Erst unter Staatschef Leonid Breschnew in den 70ern sei die russische Seele wieder Thema geworden, so Gudkow. Das Selbstbild der Russen heute beschreibt er so: „Man ist zwar arm, lebt schlecht und leidet an der Willkür der Staatsmacht, aber man ist ja so besonders, schätzt die menschliche Wärme, ist gastfreundlich, hilft sich gegenseitig. Daran klammern sich die Menschen, auch wenn sie wissen, dass sie sich etwas vormachen.“

In Moskau spricht Pater Dimitri vom Krutizki-Patriarchenhof von der „Krankheit der russischen Seele“. Der Kommunismus habe sie entstellt, ihr den Glanz geraubt. Es sei, als hätten die Menschen nur noch ein Bein, sagt Pater Dimitri. Seit Jahren versucht er, den Menschen ein zweites Bein zurückzugeben. „Sie sagen, sie seien russisch-orthodox, aber sie kennen den Glauben nicht. Wie denn auch, die Religion hatte man ihnen ausgetrieben.“ Deshalb übt der Pater mit seiner Gemeinde Gebete auf Altkirchenslawisch, einer Version der alten russischen Sprache, und feiert kirchliche Feste. Vor allem um die Jugend geht es ihm: „Sie muss doch einen Sinn im Leben haben.“

Viele Kilometer von Pater Dimitri entfernt, in der Stadt Sljudjanka am Baikalsee, hat der 27-jährige Ljocha schon lange den Sinn aus dem Blick verloren. „Meine Seele ist ertrunken in den vielen Flaschen Alkohol. Wodka, Bier, Cognac“, sagt er, grinst schief mit seinem fast zahnlosen Mund. Tagsüber kommt er oft an den Baikalsee, diese tiefe „Seele des Landes“, trifft hier seine Saufkumpane. Eigentlich hat Ljocha Mechaniker gelernt, dann aber „sich vertrunken“, wie die Russen sagen. Er hat sich sein Leben durch zu viel Hochprozentiges ruiniert. Die Eltern, die Frau, der Chef: Mit irgendwem gab es immer Probleme.

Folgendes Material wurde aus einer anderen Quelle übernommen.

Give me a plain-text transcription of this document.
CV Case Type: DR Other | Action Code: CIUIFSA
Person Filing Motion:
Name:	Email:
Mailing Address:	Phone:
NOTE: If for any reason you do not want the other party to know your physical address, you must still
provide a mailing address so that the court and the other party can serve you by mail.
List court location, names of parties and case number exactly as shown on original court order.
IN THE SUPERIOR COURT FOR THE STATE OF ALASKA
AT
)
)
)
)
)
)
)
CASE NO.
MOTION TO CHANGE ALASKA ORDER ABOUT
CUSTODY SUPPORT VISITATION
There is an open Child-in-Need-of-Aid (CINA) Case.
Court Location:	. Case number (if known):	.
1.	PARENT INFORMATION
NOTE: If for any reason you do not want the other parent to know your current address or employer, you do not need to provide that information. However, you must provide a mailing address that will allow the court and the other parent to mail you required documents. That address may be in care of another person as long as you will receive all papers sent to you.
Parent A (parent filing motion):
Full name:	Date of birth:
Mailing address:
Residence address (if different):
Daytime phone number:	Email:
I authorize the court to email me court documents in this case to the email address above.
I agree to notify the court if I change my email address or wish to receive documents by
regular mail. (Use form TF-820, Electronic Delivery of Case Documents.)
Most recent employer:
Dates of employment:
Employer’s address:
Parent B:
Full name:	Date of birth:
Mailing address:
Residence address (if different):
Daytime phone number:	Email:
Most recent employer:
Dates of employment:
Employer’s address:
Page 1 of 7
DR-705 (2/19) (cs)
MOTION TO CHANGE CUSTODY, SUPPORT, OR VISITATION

„Jeder baut sich seine eigene russische Seele zusammen“

Ljocha sieht es selbstkritisch: „Bei uns ist immer jemand anderes schuld. In erster Linie der Westen, vor allem die USA. Gleichzeitig verehren wir den Westen, vor allem die USA.“ Vielleicht mache dieses Zwiespältige die russische Seele aus. „Ich jedenfalls hätte gern mal New York gesehen. Aber . . .“, Ljocha macht eine Handbewegung, als wolle er Mücken wegscheuchen, „ach, zum Teufel . . .“ Er nimmt einen Schluck aus seiner halbgefüllten Flasche, starrt auf den See.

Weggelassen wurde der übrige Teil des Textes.